27. We must unequivocally state that the jurisdiction of the Tribunal to interfere with the disciplinary matters or punishment cannot be equated with an appellate jurisdiction. The Tribunal cannot interfere with the findings of the Inquiry Officer or competent authority where they are not arbitrary or utterly perverse. It is appropriate to remember that the power to impose penalty on a delinquent officer is conferred on the competent authority either by an Act of Legislature or rules made under the proviso to Articles 309 of the Constitution. If there has been an enquiry consistent with the rules and in accordance with principles of natural justice, what punishment would meet the ends of the justice is a matter exclusively within the jurisdiction of the competent authority.

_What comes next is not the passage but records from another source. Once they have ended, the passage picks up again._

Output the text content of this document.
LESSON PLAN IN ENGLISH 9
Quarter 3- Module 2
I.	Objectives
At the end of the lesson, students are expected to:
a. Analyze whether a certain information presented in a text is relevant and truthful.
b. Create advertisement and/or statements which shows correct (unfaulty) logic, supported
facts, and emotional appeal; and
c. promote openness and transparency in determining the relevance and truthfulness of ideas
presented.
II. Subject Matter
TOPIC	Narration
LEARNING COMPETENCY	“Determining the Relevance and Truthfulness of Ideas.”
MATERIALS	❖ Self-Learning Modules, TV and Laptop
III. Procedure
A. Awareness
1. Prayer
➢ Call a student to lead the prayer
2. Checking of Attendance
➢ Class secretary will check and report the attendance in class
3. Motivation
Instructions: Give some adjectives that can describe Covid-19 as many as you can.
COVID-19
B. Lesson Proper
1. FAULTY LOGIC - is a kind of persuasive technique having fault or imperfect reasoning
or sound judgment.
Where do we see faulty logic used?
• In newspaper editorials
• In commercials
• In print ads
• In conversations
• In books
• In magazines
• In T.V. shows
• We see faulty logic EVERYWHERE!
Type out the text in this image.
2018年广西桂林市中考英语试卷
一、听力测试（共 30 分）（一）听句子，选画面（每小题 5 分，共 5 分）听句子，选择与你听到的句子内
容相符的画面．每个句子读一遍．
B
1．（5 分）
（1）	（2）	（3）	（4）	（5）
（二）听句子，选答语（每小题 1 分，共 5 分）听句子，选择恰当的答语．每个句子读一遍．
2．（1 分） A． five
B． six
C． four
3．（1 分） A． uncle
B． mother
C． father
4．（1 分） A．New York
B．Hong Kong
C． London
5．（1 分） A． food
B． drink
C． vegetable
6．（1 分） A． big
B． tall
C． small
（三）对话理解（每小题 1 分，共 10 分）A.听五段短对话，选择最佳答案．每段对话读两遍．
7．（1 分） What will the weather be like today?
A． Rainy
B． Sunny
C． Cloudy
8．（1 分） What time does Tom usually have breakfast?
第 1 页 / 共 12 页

If the penalty can lawfully be imposed and is imposed on the proved misconduct, the Tribunal has no power to substitute its own discretion for that of the authority. The adequacy of penalty, unless it is mala fide, is certainly not a matter for the Tribunal to concern with. The Tribunal also cannot interfere with the penalty if the conclusion of the Inquiry Officer of the competent authority is based on evidence even if some of it is found to be irrelevant or extraneous to the matter.'

45. In view of the categorical statement of law, there can be no doubt whatever that this Court cannot, while exercising its jurisdiction under Article 226 of the Constitution of India, interfere with the punishment of removal from service, particularly in view of the findings of facts on the charges made against the petitioner.

46. In the result, the writ petition fails and it is dismissed. In view of the circumstance that the petitioner has been out of service from 1983, there will be no order as to costs.